他颇为得意的转过头来,“到底是怎么回事?如果宁董不方便深度的挖掘讲述,给我们一个肤浅的说法也行。因为您可以看到,这些照片的角度实在是……我们很纳闷到底是在什么样的情况下,您母亲才能作出……”
他尾音拖长,有些支支吾吾,显然也不知道该用怎么样合适的措辞来形容我老妈苏思春的各种羞人姿势。我轻哼一声,眸光渐渐变冷,“我刚才已经肤浅的解释了一下,说了是被迫。可是你们呢?你们觉得我说的背叛是应付,非得要追究里面的隐情。”

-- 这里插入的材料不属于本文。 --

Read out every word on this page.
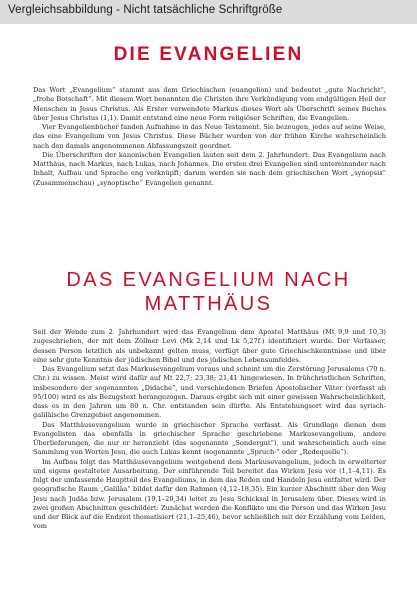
Vergleichsabbildung - Nicht tatsächliche Schriftgröße
DIE EVANGELIEN

Das Wort „Evangelium“ stammt aus dem Griechischen (euangelion) und bedeutet „gute Nachricht“, „frohe Botschaft“. Mit diesem Wort benannten die Christen ihre Verkündigung vom endgültigen Heil der Menschen in Jesus Christus. Als Erster verwendete Markus dieses Wort als Überschrift seines Buches über Jesus Christus (1,1). Damit entstand eine neue Form religiöser Schriften, die Evangelien.

Vier Evangelienbücher fanden Aufnahme in das Neue Testament. Sie bezeugen, jedes auf seine Weise, das eine Evangelium von Jesus Christus. Diese Bücher wurden von der frühen Kirche wahrscheinlich nach den damals angenommenen Abfassungszeit geordnet.

Die Überschriften der kanonischen Evangelien lauten seit dem 2. Jahrhundert: Das Evangelium nach Matthäus, nach Markus, nach Lukas, nach Johannes. Die ersten drei Evangelien sind untereinander nach Inhalt, Aufbau und Sprache eng verknüpft; darum werden sie nach dem griechischen Wort „synopsis“ (Zusammenschau) „synoptische“ Evangelien genannt.

DAS EVANGELIUM NACH
MATTHÄUS

Seit der Wende zum 2. Jahrhundert wird das Evangelium dem Apostel Matthäus (Mt 9,9 und 10,3) zugeschrieben, der mit dem Zöllner Levi (Mk 2,14 und Lk 5,27f.) identifiziert wurde. Der Verfasser, dessen Person letztlich als unbekannt gelten muss, verfügt über gute Griechischkenntnisse und über eine sehr gute Kenntnis der jüdischen Bibel und des jüdischen Lebensumfeldes.

Das Evangelium setzt das Markusevangelium voraus und scheint um die Zerstörung Jerusalems (70 n. Chr.) zu wissen. Meist wird dafür auf Mt 22,7; 23,38; 21,41 hingewiesen. In frühchristlichen Schriften, insbesondere der sogenannten „Didache“, und verschiedenen Briefen Apostolischer Väter (verfasst ab 95/100) wird es als Bezugstext herangezogen. Daraus ergibt sich mit einer gewissen Wahrscheinlichkeit, dass es in den Jahren um 80 n. Chr. entstanden sein dürfte. Als Entstehungsort wird das syrisch-galiläische Grenzgebiet angenommen.

Das Matthäusevangelium wurde in griechischer Sprache verfasst. Als Grundlage dienen dem Evangelisten das ebenfalls in griechischer Sprache geschriebene Markusevangelium, andere Überlieferungen, die nur er heranzieht (das sogenannte „Sondergut“), und wahrscheinlich auch eine Sammlung von Worten Jesu, die auch Lukas kennt (sogenannte „Spruch-“ oder „Redequelle“).

Im Aufbau folgt das Matthäusevangelium weitgehend dem Markusevangelium, jedoch in erweiterter und eigens gestalteter Ausarbeitung. Der einführende Teil bereitet das Wirken Jesu vor (1,1–4,11). Es folgt der umfassende Hauptteil des Evangeliums, in dem das Reden und Handeln Jesu entfaltet wird. Der geografische Raum „Galiläa“ bildet dafür den Rahmen (4,12–18,35). Ein kurzer Abschnitt über den Weg Jesu nach Judäa bzw. Jerusalem (19,1–20,34) leitet zu Jesu Schicksal in Jerusalem über. Dieses wird in zwei großen Abschnitten geschildert: Zunächst werden die Konflikte um die Person und das Wirken Jesu und der Blick auf die Endzeit thematisiert (21,1–25,46), bevor schließlich mit der Erzählung vom Leiden, vom
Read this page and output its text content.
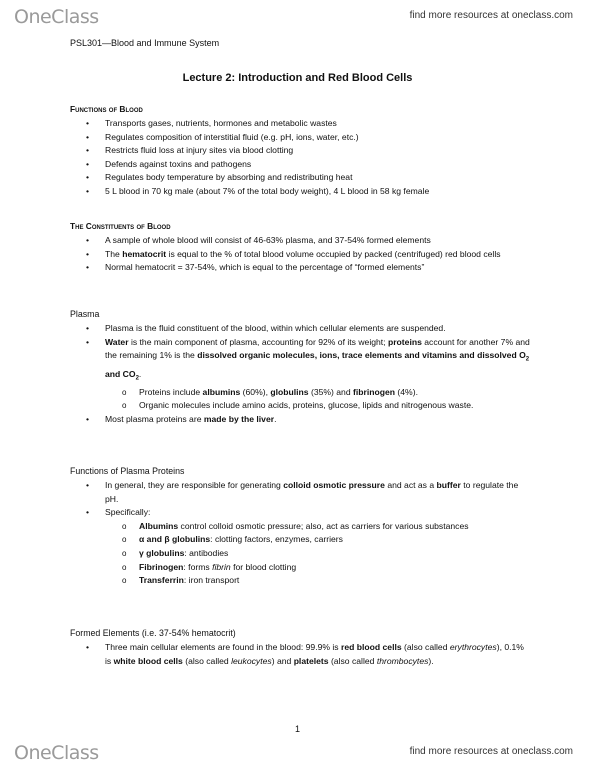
OneClass	find more resources at oneclass.com
PSL301—Blood and Immune System
Lecture 2: Introduction and Red Blood Cells
Functions of Blood
• Transports gases, nutrients, hormones and metabolic wastes
• Regulates composition of interstitial fluid (e.g. pH, ions, water, etc.)
• Restricts fluid loss at injury sites via blood clotting
• Defends against toxins and pathogens
• Regulates body temperature by absorbing and redistributing heat
• 5 L blood in 70 kg male (about 7% of the total body weight), 4 L blood in 58 kg female
The Constituents of Blood
• A sample of whole blood will consist of 46-63% plasma, and 37-54% formed elements
• The hematocrit is equal to the % of total blood volume occupied by packed (centrifuged) red blood cells
• Normal hematocrit = 37-54%, which is equal to the percentage of “formed elements”
Plasma
• Plasma is the fluid constituent of the blood, within which cellular elements are suspended.
• Water is the main component of plasma, accounting for 92% of its weight; proteins account for another 7% and the remaining 1% is the dissolved organic molecules, ions, trace elements and vitamins and dissolved $O_2$ and $CO_2$.
o Proteins include albumins (60%), globulins (35%) and fibrinogen (4%).
o Organic molecules include amino acids, proteins, glucose, lipids and nitrogenous waste.
• Most plasma proteins are made by the liver.
Functions of Plasma Proteins
• In general, they are responsible for generating colloid osmotic pressure and act as a buffer to regulate the pH.
• Specifically:
o Albumins control colloid osmotic pressure; also, act as carriers for various substances
o α and β globulins: clotting factors, enzymes, carriers
o γ globulins: antibodies
o Fibrinogen: forms fibrin for blood clotting
o Transferrin: iron transport
Formed Elements (i.e. 37-54% hematocrit)
• Three main cellular elements are found in the blood: 99.9% is red blood cells (also called erythrocytes), 0.1% is white blood cells (also called leukocytes) and platelets (also called thrombocytes).
1
OneClass	find more resources at oneclass.com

大概是看我要发火了,下面的人终于安静下来,一声不吭。
“如果大家硬要个说法,我只能说,这是家里的**。有些事情,我不想透露,”我敛起笑容,漠然的扫视一周,“再套用一句名言,幸福的家庭都有一样的幸福,不幸的家庭却各有不同的不幸。我家虽然看起来光彩奢华,但是也免不了有这样那样的苦恼。正如我家的一点小事都要动员你们,都会被你们折腾上报纸一样,我们家其实只是一点不和的小事情,也会被无限扩大成很了不起的恶果。你们可以将这些照片的来源朝我刚才的话上套,我可以说,任何不幸的事情如果套上来都不为过。你们都是具有想象力,笔杆子堪比枪杆子的人,大可以尽情发挥你们的想象和文笔,朝惨了想,朝意外了想,朝悲怆了想。全当编个故事发布出来,我宁蔚保证绝不追究。”
话落之后,这次下面一片哑然。
“对了,我还想再添一句,你们看到我现在能活到这样已经是万分难得,应该庆幸,我相信在座的人在经历了类似于这样的艳照门之事,十有八成会想死,”我顿了一顿,“你们该庆幸我能活下来。明摆着的事情,有人要搞我们宁嘉。我只是能说,这个人,有可能是外来人,更有可能是我们自家的人。表里一派客气,背地却想拔刀。”